I expected to bear witness to enormous trauma, pain, and suffering when I started this work. But what I didn’t think so much about was the resilience I would witness. The most common human response to experiencing trauma is actually not developing post-traumatic stress disorder; it’s recovery. I am repeatedly awed by the remarkable resilience and courage of human beings to overcome significant adversity. I have seen this strength in every single one of the people I have evaluated for asylum.
Physically separated from the horror that diminished their potential in their home countries, the refugees I’ve met have all spoken about contributing to their new communities through work and volunteering — such as one man who told me how involved he has become in his new church. Others, like a woman who hopes to start a business making jewelry, want to introduce Americans to cherished aspects of their home culture.
It saddens me that current narratives often portray refugees as criminals and thugs with little to contribute to our society. Some refugees do commit crimes, just like some native born Americans commit crimes. But there is no evidence linking refugee resettlement and rising crime rates or terrorism. The reality is quite the opposite. There is data to suggest that immigration has the effect of reducing crime rates, and that immigrants contribute to community revitalization by bring fresh economic and cultural capital to the neighborhoods that they join. Seeking to characterize an already vulnerable population as criminal and scary robs refugees of their inherent dignity and humanity.

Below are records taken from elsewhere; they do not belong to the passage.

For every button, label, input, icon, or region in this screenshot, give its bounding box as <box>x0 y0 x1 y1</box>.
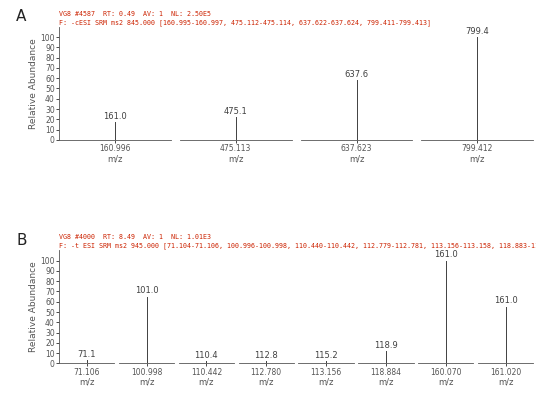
Text: 161.0: 161.0 <box>103 112 127 121</box>
X-axis label: m/z: m/z <box>139 378 154 387</box>
X-axis label: m/z: m/z <box>107 154 123 164</box>
X-axis label: m/z: m/z <box>470 154 485 164</box>
X-axis label: m/z: m/z <box>498 378 513 387</box>
Text: 637.6: 637.6 <box>345 70 369 79</box>
Text: F: -cESI SRM ms2 845.000 [160.995-160.997, 475.112-475.114, 637.622-637.624, 799: F: -cESI SRM ms2 845.000 [160.995-160.99… <box>59 19 431 26</box>
Text: 475.1: 475.1 <box>224 107 248 116</box>
Y-axis label: Relative Abundance: Relative Abundance <box>28 261 38 352</box>
Text: VG8 #4000  RT: 8.49  AV: 1  NL: 1.01E3: VG8 #4000 RT: 8.49 AV: 1 NL: 1.01E3 <box>59 234 211 240</box>
Text: 112.8: 112.8 <box>255 351 278 360</box>
Text: 118.9: 118.9 <box>374 340 398 350</box>
X-axis label: m/z: m/z <box>378 378 393 387</box>
Text: 161.0: 161.0 <box>494 296 517 305</box>
X-axis label: m/z: m/z <box>438 378 453 387</box>
X-axis label: m/z: m/z <box>228 154 243 164</box>
Text: VG8 #4587  RT: 0.49  AV: 1  NL: 2.50E5: VG8 #4587 RT: 0.49 AV: 1 NL: 2.50E5 <box>59 11 211 17</box>
X-axis label: m/z: m/z <box>79 378 94 387</box>
X-axis label: m/z: m/z <box>199 378 214 387</box>
Text: 71.1: 71.1 <box>77 350 96 359</box>
Text: B: B <box>16 233 27 248</box>
X-axis label: m/z: m/z <box>349 154 364 164</box>
Text: A: A <box>16 9 27 24</box>
Text: 161.0: 161.0 <box>434 250 458 259</box>
Text: 115.2: 115.2 <box>314 351 338 360</box>
Text: F: -t ESI SRM ms2 945.000 [71.104-71.106, 100.996-100.998, 110.440-110.442, 112.: F: -t ESI SRM ms2 945.000 [71.104-71.106… <box>59 243 536 250</box>
Text: 110.4: 110.4 <box>195 351 218 360</box>
Y-axis label: Relative Abundance: Relative Abundance <box>28 38 38 129</box>
X-axis label: m/z: m/z <box>258 378 274 387</box>
X-axis label: m/z: m/z <box>318 378 334 387</box>
Text: 799.4: 799.4 <box>465 26 489 36</box>
Text: 101.0: 101.0 <box>135 286 158 295</box>
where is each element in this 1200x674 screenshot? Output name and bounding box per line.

For months after the first asylum evaluation I did, I thought that if only I had said the right thing maybe I could have alleviated some of her pain. I’ve since realized that sometimes there are no words to validate the tremendous suffering that another person has experienced. Sitting in silence and acknowledging the sadness of it all, without trying to alleviate it with words, can be the most dignity-affirming response one.
Stephanie M. Fosbenner, M.D., is a resident in psychiatry in the Perelman School of Medicine at the University of Pennsylvania. The opinions expressed in this article do not represent those of the University of Pennsylvania Health System or the Perelman School of Medicine at the University of Pennsylvania.